Sponsors of defined-benefit plans may be able to dramatically lower their minimum required contributions, at least in the short term, under a provision buried in a mostly unrelated bill signed into law last July. The opportunity, however, may have escaped the attention of CFOs at some plan-sponsoring companies.
The Moving Ahead for Progress in the 21st Century Act (MAP-21), which provided $105 billion for improving the country’s surface-transportation infrastructure, also changed the basis for calculating plan sponsors’ minimum contributions for a particular year.
Before the law was passed, sponsors (or their independent actuaries) performing the annual valuation of a plan’s future liabilities and calculating minimum annual contributions were required to use a two-year rolling average of interest rates for AA-rated corporate bonds. That has been draining sponsors’ coffers. With the historically low interest rates in recent years having severely depressed pension plans’ investment income, the sponsors have had to greatly increase their contributions in order to meet the actuarially calculated minimum contributions.

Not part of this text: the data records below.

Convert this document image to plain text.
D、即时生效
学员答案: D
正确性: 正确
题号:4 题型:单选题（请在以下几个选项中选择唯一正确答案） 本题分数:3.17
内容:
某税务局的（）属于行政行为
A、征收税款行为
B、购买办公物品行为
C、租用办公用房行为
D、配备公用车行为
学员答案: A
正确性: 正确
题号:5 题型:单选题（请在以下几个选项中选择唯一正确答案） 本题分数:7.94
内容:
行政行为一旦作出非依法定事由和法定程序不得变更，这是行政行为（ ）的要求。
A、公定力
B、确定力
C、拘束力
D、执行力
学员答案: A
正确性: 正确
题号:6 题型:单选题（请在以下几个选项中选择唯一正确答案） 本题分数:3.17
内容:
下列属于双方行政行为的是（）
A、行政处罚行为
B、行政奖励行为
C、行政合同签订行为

But MAP-21 provides that instead of using average bond-interest rates over the previous two years, plan sponsors can use average rates over the previous 25 years to calculate minimum contributions. Were it not for the change, plan sponsors would have had to base the calculation on a rate of about 4.5% for 2012, according to Bobby Marks, executive vice president of Madison Pension Services, an actuarial firm. The change allowed them to base the calculation on a rate of about 7%, reflecting the much higher interest rates that prevailed for most of the 25-year period.
“So far, we have seen minimum required contributions for 2012 reduced by as much as 33%,” says Marks. And plans with healthy funding ratios (the plan’s assets expressed as a percentage of the plan’s future liabilities), such as 90%, might actually be able to avoid minimum contributions entirely for a few years, he adds.
Using the 25-year average interest rate was optional for 2012; starting with 2013 it will be mandatory. Many plan sponsors have already calculated their minimum required contributions for 2012 using the old method of establishing interest rates, but MAP-21 allows them to recalculate that minimum using the new, more favorable method. Contributions for 2012 plan years are not required to be made until September 15 of this year.
But some CFOs working for companies that sponsor traditional pension plans may not necessarily be aware of the potential windfall, says David Gensler, Madison’s president. “Actuaries know about it, but I don’t know that we’ve done a great job of reaching out to our clients, because we know it’s going to be mandatory for 2013 anyway. I’m not sure how many CFOs of plan sponsors realize that 2012 is a year for which you get a do-over. Most CFOs are hardly experts on pensions.”
What’s more, the pension provision was stuck without fanfare in the middle of a transportation-funding bill. There’s apparently no connection between pension funding and infrastructure funding, other than Congress’s usual desire to make funding bills as revenue-neutral as possible. In this case, the thinking seems to be that if companies reduce their pension obligations, their bottom lines will rise and they’ll pay more corporate income taxes.
The size of plan sponsors’ windfall will diminish during the next few years, though. For 2012, the interest rate used to calculate minimum calculations is actually 90% of the 7% 25-year average. Then the rate to be used will be 85% of the applicable 25-year average for 2013, 80% for 2014, 75% for 2015, and 70% for 2016 and thereafter. “The impact of MAP-21 will diminish,” says Marks.
And in the event interest rates finally recover to the point that the 25-year average isn’t higher than the 2-year average would have been, the impact of the law will turn negative for plan sponsors.
Further, it must be remembered that only the minimum contributions for particular years are affected, and not the total amount that must be contributed over time. “For a while you buy yourself higher interest rates and lower contributions, but ultimately the plan still owes what it owes,” says Gensler. “It’s kicking the can down the road. The hope is that down that road, the company will have grown and be in a stronger cash position.”